Last week, a researcher during The Citizen Lab’s annual Connaught Summer Institute workshop raised an interesting problem. She wanted to test for censorship on a Chinese online service, and she had somewhat limited resources and time. What keywords should she use for her test?
In theory, this is a solved problem, what with the numerous lists of censored and sensitive Chinese keywords available on the web, including those shared by this site. However, sometimes the keyword list may be too broad for one’s taste, or may simply have too many keywords to efficiently use. And plus, what if I only want to test the most sensitive of the keywords, e.g., Falun Gong, June 4, Xi Jinping, and so on? For those not experienced in Chinese or Internet censorship, this can be a daunting task to winnow down already existing lists to something more usable.

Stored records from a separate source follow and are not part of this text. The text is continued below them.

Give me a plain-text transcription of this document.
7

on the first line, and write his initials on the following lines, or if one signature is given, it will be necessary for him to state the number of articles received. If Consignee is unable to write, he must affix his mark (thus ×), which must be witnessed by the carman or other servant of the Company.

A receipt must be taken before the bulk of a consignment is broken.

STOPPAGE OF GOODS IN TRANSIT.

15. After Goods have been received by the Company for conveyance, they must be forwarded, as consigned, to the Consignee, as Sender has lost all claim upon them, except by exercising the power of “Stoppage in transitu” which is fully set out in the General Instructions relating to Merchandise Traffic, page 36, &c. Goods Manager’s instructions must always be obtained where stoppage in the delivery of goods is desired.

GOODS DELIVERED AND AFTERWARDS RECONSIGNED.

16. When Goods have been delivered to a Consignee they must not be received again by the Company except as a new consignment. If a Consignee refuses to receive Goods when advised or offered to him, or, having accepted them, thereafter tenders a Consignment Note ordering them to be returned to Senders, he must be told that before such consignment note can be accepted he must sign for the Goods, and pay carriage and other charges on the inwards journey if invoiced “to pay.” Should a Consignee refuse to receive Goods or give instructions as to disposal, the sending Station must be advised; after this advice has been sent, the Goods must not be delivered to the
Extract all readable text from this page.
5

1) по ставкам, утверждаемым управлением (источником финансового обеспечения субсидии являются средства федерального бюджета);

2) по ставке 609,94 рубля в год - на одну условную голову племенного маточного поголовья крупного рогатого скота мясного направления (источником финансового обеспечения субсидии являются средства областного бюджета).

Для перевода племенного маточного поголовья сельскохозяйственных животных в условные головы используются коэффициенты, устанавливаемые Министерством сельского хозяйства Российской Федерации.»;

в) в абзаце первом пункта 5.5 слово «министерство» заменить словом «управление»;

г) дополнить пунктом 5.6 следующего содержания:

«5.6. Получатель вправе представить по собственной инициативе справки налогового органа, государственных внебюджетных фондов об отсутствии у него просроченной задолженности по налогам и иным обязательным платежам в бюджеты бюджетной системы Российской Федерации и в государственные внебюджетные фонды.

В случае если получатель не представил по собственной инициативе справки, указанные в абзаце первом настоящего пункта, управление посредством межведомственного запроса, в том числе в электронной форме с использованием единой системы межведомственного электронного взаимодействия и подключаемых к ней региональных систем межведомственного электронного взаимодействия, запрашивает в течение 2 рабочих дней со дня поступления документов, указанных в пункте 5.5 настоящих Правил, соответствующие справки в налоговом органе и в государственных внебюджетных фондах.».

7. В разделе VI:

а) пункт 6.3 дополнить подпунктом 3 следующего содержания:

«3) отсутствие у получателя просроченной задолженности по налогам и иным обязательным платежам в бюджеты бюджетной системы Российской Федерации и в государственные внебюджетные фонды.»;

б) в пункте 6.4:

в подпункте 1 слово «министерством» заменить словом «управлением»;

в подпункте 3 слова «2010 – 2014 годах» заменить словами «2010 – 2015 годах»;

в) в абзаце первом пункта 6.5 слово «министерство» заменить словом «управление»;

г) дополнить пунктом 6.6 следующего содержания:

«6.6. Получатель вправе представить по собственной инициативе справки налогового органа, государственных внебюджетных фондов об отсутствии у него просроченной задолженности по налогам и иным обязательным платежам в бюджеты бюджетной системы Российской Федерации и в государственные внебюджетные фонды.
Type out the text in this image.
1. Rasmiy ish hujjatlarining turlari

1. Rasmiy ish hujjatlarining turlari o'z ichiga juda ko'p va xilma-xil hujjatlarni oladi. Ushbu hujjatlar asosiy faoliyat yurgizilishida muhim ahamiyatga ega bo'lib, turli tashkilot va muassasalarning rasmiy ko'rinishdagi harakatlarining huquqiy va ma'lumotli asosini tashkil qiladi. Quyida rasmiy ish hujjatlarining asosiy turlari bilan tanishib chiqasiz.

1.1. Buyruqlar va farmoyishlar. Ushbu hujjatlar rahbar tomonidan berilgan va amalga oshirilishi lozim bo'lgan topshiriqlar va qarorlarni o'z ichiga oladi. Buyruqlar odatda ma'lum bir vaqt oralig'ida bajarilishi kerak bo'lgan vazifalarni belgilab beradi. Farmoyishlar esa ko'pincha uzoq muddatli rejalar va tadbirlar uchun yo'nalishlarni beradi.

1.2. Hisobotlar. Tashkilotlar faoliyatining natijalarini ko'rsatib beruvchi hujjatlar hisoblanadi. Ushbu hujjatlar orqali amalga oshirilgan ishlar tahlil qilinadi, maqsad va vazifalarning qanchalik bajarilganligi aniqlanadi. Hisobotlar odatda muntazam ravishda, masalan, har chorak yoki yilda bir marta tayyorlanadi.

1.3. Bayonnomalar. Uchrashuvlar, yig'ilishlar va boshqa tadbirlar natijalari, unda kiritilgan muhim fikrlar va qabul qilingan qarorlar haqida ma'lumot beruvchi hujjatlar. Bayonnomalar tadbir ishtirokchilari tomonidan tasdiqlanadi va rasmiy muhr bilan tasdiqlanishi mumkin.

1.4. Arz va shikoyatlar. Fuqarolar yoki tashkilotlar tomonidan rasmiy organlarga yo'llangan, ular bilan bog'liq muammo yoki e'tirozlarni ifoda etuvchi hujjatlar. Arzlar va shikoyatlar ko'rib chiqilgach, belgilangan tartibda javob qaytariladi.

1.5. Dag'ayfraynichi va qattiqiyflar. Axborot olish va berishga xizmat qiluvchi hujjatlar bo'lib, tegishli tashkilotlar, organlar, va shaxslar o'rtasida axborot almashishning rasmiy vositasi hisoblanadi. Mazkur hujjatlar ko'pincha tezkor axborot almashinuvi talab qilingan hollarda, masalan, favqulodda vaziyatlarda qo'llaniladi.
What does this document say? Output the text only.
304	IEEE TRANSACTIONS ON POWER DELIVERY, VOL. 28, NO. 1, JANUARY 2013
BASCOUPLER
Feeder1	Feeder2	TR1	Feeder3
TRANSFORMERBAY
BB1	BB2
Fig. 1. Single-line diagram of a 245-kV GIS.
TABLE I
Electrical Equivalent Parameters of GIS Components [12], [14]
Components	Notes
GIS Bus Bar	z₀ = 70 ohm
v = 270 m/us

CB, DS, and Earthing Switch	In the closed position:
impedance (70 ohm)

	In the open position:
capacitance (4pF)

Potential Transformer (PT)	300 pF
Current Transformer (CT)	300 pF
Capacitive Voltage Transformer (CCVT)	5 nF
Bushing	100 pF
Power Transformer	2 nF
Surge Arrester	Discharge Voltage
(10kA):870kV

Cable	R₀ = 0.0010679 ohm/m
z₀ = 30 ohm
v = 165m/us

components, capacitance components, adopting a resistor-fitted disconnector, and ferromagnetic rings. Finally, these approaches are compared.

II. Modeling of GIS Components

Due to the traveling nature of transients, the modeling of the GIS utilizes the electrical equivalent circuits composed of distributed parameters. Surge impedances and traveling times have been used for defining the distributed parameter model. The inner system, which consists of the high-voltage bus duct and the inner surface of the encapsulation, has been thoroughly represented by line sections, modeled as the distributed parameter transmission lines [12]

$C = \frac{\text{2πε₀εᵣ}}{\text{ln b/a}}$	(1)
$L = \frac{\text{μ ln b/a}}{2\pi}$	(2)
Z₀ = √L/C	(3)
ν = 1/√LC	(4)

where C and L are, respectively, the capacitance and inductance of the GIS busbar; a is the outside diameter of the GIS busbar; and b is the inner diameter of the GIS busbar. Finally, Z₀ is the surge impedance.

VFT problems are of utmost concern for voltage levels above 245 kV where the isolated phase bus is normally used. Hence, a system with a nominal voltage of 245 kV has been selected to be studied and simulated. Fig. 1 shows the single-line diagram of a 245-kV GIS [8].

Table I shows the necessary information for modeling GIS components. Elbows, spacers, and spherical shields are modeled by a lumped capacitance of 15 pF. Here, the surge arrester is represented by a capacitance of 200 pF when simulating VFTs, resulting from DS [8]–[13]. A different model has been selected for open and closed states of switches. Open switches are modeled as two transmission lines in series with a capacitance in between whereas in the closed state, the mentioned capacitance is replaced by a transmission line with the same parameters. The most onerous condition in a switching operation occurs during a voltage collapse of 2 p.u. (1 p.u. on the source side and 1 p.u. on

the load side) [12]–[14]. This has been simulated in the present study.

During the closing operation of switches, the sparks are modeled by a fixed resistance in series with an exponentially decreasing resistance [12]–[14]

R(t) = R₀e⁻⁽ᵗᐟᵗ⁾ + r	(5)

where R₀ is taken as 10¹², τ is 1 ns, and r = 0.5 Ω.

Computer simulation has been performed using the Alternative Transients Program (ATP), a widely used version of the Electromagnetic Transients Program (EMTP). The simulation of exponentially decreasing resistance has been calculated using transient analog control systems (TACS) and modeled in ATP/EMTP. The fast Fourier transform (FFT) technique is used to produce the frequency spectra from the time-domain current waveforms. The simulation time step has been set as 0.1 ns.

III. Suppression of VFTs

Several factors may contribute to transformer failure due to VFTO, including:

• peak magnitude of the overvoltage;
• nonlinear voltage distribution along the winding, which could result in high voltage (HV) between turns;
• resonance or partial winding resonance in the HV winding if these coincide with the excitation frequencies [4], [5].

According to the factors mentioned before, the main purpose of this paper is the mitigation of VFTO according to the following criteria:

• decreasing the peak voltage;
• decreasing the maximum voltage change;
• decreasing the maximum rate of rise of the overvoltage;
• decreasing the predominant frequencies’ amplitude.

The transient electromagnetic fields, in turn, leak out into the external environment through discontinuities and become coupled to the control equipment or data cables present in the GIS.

Thus, a few of us sat down at the workshop and we collected 8 known Chinese keywords lists (see below) and aggregated them together in a single, easily share-able and sortable file, which we’ve posted to Github. The CSV files contain not just the keywords, but all sorts of other info like translations and tags (though not all of them; it’s an ongoing project which you are welcome to contribute to since it’s an open-source project).
As of Aug 4, there are 8,087 sensitive keywords collected from 8 different lists. To get a sense of what data is included in these CSV files, you can view a spreadsheet of these 8,087 keywords sorted by the number of lists they appear on.
To follow future changes to these lists, you can follow the Github repository. You are encouraged to adapt and update these lists as you see fit, however please do credit back to the Github repo if you do. Hopefully this is helpful to researchers who are searching for sensitive content in Chinese or testing for network interference.